Kitchen Confidential

Missoula's best-kept dining secret doubles as a training ground for aspiring gourmets


If I had come upon the Hunter Dining Room by accident, its menu might have scared me off. A short-order cafeteria and a Thai/ Vietnamese restaurant? Do I really want a bowl of pho or curried fish mousse from a place that’s also making Philly cheesesteaks and Kentucky Hot Browns?

I do. But then, I am already privy to Missoula’s best-kept dining secret. The University of Montana’s College of Technology (CoT) has a culinary arts department, and its students run a restaurant that, because it’s funded by the state, is not allowed to advertise (so as to not be competition for the private sector). I only know that it exists because I’ve taken a few classes there myself.

Sandwiched in a corner between the grill counter and the student dining tables in the CoT’s main building on South Avenue, the Hunter isn’t much to look at. Its institutional carpeting and high ceilings are softened by a canopy of rustic wooden poles and slats, but the AV equipment cart (for morning lectures) at one end quashes any pretense that you’re in a restaurant. Each day the short-order students serve up breakfast from 8 to 10 and lunch from 11 to 1 (including french fries and potato chips they peel and cut themselves), while the Hunter does a full lunch menu (appetizers, soups, entrees and dessert) of international cuisine that changes every week—on the recent Tuesday that I dined there, chopsticks were set on the table for the Thai/Vietnamese dishes; one week later, all the offerings would be Mexican.

At 12:30 in the afternoon, there are only a few customers—me, an elderly couple, a pair of teenagers (possibly from Sentinel High next door, rather than the CoT) and two UM employees—with but a single server, 21-year-old Nicole Taranto, who is a student in the five-week “Dining Room Procedures” class (she doesn’t get to keep her tips). A kohl-eyed native of New Jersey who grew up in Bozeman, Taranto is a transfer from the main campus, having spent two years as a journalism major before deciding to embrace her love of food.

I order Thai iced coffee (sweetened with condensed milk and steeped with star anise and cinnamon, $3) and check out the menu, knowing that Taranto can discuss what’s on it with unusual authority. Not only has she probably tasted all the dishes (is there anything worse than a waiter who hasn’t?), she’s also cooked at least a portion of them, depending on which other five-week classes she’s already taken. In addition to “Dining Room Procedures,” the program’s “station” classes are “Meat and Vegetable Cookery,” “Soups, Stocks and Sauces,” short-order (officially called “American Cookery”), “Garde-Manger” (cold items) and “Baking.”

“My favorite things we make all year,” she says of what I order, a $5 mixed appetizer plate (“Taste it all!” the menu suggests) with beef satay and peanut sauce, a salad spring roll, a shrimp quenelle on sugar cane and a steamed “lotus bun” with char sui pork.

Many students struggle with the program when they first enroll, but Taranto wasn’t one of them.

“What surprised me was how many people do think it’s too hard,” she says. “But I knew cooking wasn’t as glamorous as the Food Network makes it seem.”

Taranto wants to open her own restaurant, but probably not for seven to 10 years.
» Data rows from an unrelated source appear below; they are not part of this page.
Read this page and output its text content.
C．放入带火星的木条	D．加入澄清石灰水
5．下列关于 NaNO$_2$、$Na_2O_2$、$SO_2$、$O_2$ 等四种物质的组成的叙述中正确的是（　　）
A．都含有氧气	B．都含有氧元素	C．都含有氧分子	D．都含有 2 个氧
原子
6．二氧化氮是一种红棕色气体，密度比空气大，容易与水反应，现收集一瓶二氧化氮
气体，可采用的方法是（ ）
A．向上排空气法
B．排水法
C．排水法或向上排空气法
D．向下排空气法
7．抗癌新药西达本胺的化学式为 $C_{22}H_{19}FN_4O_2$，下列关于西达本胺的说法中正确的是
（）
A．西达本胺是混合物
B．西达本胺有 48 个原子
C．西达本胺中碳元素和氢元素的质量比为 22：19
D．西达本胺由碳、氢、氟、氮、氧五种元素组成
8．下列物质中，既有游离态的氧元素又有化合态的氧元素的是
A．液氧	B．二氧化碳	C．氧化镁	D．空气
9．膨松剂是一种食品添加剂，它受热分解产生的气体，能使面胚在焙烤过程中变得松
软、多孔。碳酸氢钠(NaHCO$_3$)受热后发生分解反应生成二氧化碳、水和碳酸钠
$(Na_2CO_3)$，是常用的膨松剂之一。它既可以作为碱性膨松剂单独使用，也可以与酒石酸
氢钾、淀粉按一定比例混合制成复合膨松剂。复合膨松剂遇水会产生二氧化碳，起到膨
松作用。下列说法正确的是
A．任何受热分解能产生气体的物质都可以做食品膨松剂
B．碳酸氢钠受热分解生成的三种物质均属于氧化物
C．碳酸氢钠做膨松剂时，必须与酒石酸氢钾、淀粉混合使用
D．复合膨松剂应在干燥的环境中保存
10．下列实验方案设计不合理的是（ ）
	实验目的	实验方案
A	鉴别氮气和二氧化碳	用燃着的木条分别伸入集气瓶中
After finishing the program she hopes to spend three months in Europe, and is applying for a five-month job in Antarctica (to pay her student loans), as well as a prestigious internship at Disney World.

The knock on eating at a culinary school establishment, of course, is that the kitchen is still learning. Mistakes are bound to happen (including on the menu, which on this day offers something called a “croque monsure”). But I know firsthand what it’s like to have Thomas Campbell, Tom Siegel and Aimee Ault, the school’s three chef-instructors, chide you for not spot-cleaning a plate with vinegar, or describe the color of your too-cooked green beans as “military,” or dismiss a dish you spent two hours on as “diner food.” And I was only in the introductory class, where no one but the teachers and your fellow students eat your cooking. No one in the station classes—which, together, make a single working kitchen—wants to send out average food or shoddily presented plates, probably even more so than in many local restaurants.

“The types of kitchens you have [in Missoula], it’s about getting things out in a timely manner,” says Oliver Fresquez, a student in my intro class with 14 years professional experience (most recently at the Montana Club). “Here it’s about the perfection.”

Of course, both the teachers and the students also know I’m in the dining room (sorry, no Ruth Reichlesque disguise). They would want to nail it for a former classmate even if I wasn’t also writing for the Independent. And sure enough, the mixed appetizer plate, which also includes a fiery-sweet delicious nuoc cham dipping sauce, is great. The beef satay is tender, and the shrimp quenelle, which has been mixed up in a Robot Coupe (food processor) and steamed, then grilled, has really balanced flavor. The only thing I don’t enjoy about the meal is that I’m not one of the people making it.